While the regulator evaded assigning express meaning as to what could be included while determining banking exposure and took an inclusive view. However, from the foregoing, it is amply clear that the credit facilities should include credit exposures (funded and not funded) that have been sanctioned by banks. Therefore, only exposures to banks and payments banks are to be included while calculating exposures, any or all the exposure of a borrower to the other financial institutions like NHB, LIC Housing, SIDBI, NABARD, Mutual funds & other development Banks are neither commercial banks nor payments banks hence are to be excluded. [The list of licensed payments banks by the RBI can be viewed here. ]

CIRLC captures credit information of borrowers having aggregate fund-based and non-fund based exposures of Rs. 5 Crores and above including investment exposures. The banks are required to submit a quarterly return to CIRLC. It is pertinent to note that total investment exposure is to be indicated separately under the head total investment exposure. While there is a need for a detailed breakup on fund-based and non-fund based credit facilities in the CIRLC return. The table below is an indicative list of (funded and non-funded) loans to be submitted from the CIRLC return.

 

Non-Funded credit exposure  Funded credit exposure
Letter of Credit Cash Credit/ Overdraft
Guarantees Working Capital Demand Loan (including CPs)*
Acceptances Inland Bills
Foreign Exchange Contracts Packing Credit
Interest Rate Derivatives (incl FX Interest Rate Derivatives) Export Bills
Term Loan
Credit equivalent of OBS/derivative exposure

*CP to be included in WCDL only if part of working capital sanctioned limit.
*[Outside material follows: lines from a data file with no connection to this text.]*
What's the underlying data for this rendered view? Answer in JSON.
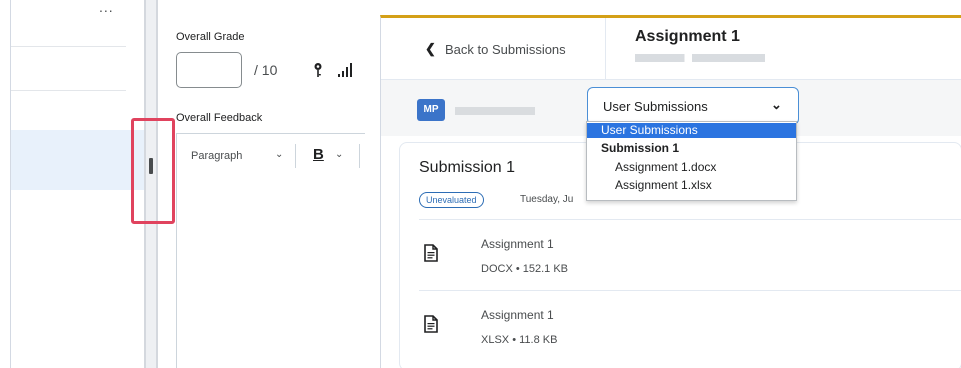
{
  "left_panel": {
    "more_menu": "...",
    "overall_grade_label": "Overall Grade",
    "grade_value": "",
    "grade_max": "/ 10",
    "overall_feedback_label": "Overall Feedback",
    "editor": {
      "paragraph_format": "Paragraph",
      "bold_label": "B"
    }
  },
  "header": {
    "back_label": "Back to Submissions",
    "assignment_title": "Assignment 1"
  },
  "student": {
    "avatar_initials": "MP",
    "select_value": "User Submissions"
  },
  "dropdown": {
    "options": [
      {
        "label": "User Submissions",
        "selected": true
      },
      {
        "label": "Submission 1",
        "group": true
      },
      {
        "label": "Assignment 1.docx"
      },
      {
        "label": "Assignment 1.xlsx"
      }
    ]
  },
  "submission": {
    "title": "Submission 1",
    "status_badge": "Unevaluated",
    "date_text": "Tuesday, Ju",
    "files": [
      {
        "name": "Assignment 1",
        "type": "DOCX",
        "size": "152.1 KB"
      },
      {
        "name": "Assignment 1",
        "type": "XLSX",
        "size": "11.8 KB"
      }
    ]
  },
  "colors": {
    "accent_border": "#d4a017",
    "highlight": "#e0435e",
    "avatar_bg": "#3b74c9",
    "selected_option": "#2b74e0",
    "badge": "#2d6db5"
  }
}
All other CPs are to be considered as investment exposure.

Therefore, all the investment exposures of banks to the borrower such as investments in corporate bonds, shares, PTCs issued by asset reconstruction companies and securitisation companies, and others are to be excluded while arriving at aggregate fund-based and non-fund based credit facilities as under the Revised Guidelines. Nevertheless, the PTCs issued by NBFCs or HFCs are investment exposure of banks on the underlying loan pools and not on the originator entity. Similarly, exposure of a bank in a co-lending transaction is exposure on the ultimate obligor and not the co-originating partner NBFC.